The grey of Monsieur Dior

The shade of color that Christian Dior loved above all else was grey – a practical and neutral color that expressed the discreet preciousness of the designer's style. The love of that color dates back to his childhood: Dior had fallen in love with it for the first time in his summer house in Granville, Normandy, whose main colors were precisely pink and grey. That grey became the first color of the walls of his atelier and, after the presentation of the Miss Dior perfume, in the 1950s, it was recorded as Grigio Dior. The designer once said: «Everything goes well with grey, so it is the recommended color for accessories.».

Burberry's tan

As a historical and over 100-year-old brand, Burberry has numerous trademarks including that of its famous check pattern. Although over the years the key pattern of the Burberry house has been declined in numerous different colorways, it can be said that a shade of beige known in English as tan is a constant presence throughout the history of the brand, so much so that beige is the main color of its trench coats – the gabardine coats invented by Thomas Burberry to protect itself from the English rains that kicked off the entire creative story of the brand. 

The Valentino Red

Two Italians gave their name to a shade of red: one is Caravaggio and the other Valentino Garavani. The inspiration for this particular nuance, which is found between scarlet, cherry and coral, came from a lady seen by Valentino still a student at the Barcelona Opera. Without suspecting it, that woman had planted a seed in the designer's mind that blossomed when he opened his atelier in 1959. The final shade that is recorded was extracted from an extremely pure pigment of red, free of micro-interference of other colors, and hence its "average" quality that makes it visible but never ringing. Since then that red has appeared in practically every single Valentino collection from its foundation to today. 

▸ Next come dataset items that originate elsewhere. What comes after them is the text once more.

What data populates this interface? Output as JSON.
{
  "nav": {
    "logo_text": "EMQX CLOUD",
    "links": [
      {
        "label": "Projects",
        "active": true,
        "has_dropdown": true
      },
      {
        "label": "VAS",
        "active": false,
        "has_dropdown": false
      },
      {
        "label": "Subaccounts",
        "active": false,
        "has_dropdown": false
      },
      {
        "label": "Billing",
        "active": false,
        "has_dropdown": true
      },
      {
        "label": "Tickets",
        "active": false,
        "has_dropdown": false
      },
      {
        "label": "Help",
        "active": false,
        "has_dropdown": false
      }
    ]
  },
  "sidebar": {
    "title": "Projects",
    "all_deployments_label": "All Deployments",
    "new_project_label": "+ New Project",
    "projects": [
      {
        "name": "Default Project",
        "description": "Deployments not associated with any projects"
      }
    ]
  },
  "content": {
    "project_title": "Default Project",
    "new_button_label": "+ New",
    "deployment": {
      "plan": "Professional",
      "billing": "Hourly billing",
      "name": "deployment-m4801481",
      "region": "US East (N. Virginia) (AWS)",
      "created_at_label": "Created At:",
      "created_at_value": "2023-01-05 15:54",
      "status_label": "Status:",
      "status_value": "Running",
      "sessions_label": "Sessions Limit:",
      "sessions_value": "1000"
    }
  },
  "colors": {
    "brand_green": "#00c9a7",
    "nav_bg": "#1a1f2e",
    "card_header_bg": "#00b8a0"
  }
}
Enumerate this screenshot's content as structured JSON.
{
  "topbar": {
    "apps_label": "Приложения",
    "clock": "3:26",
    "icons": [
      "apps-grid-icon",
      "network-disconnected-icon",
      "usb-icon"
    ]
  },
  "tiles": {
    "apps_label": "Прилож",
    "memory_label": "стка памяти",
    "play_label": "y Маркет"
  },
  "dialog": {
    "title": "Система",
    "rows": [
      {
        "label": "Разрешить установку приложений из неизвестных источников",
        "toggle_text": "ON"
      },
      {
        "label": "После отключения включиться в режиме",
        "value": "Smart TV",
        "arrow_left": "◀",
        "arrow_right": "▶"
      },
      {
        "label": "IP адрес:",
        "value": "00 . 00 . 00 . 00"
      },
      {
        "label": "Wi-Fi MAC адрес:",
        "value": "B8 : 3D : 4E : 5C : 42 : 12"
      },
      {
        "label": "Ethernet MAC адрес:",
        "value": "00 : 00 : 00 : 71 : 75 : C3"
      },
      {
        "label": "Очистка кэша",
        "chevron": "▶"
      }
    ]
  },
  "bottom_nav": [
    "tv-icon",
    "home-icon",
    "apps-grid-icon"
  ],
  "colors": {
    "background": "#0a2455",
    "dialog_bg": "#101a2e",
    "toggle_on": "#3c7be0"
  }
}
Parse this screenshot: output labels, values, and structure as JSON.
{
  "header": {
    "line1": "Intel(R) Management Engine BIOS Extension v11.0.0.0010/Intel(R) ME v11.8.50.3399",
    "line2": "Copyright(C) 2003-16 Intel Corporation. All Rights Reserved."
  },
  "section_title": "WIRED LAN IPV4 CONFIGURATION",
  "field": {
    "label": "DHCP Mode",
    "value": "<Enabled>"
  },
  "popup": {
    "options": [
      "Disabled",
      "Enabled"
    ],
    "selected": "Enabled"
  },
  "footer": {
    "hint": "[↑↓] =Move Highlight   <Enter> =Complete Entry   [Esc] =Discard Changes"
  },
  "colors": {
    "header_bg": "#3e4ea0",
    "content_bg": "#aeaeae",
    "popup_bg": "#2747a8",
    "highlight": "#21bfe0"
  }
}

The green of the new Bottega Veneta

Daniel Lee's triumphant entry from Bottega Veneta has raised the fortunes of the entire brand, leading him to one of the most successful aesthetic revolutions and respectful of the previous tradition never seen in recent years. Since the beginning of this new phase, the packaging of the brand has been covered with a shade of grass green that is found with some variation among the many green items that appear in the collections signed by Lee. Although English has still been at the helm of the brand for a few years, the absolute recognition that the nuance has achieved is a testimony to the rapid cultural predominance assumed by Bottega Veneta. 

Jacquemus' French rose

The nuance that Simon Porte-Jacquemus has chosen for his Holiday Collection, distinguished by an all-over pink color, comes very close to the French Rose – a name very appropriate to a designer who has made almost every collection a love letter to his native country. The color had already appeared in the designer's collections for the first time in 2014, with increasingly frequent appearances over the years until reaching the catwalk in the iconic SS20 fashion show between the lavender fields and the last campaign "L'année '97" with Laetitia Casta. The collection demonstrates the lucidity of Jacquemus's intuition which, in creating a relatively simple range of clothes, has been able to condense the solar mood typical of his more "summer" creations into a single note of color that, at the same time, makes the collection extremely recognizable.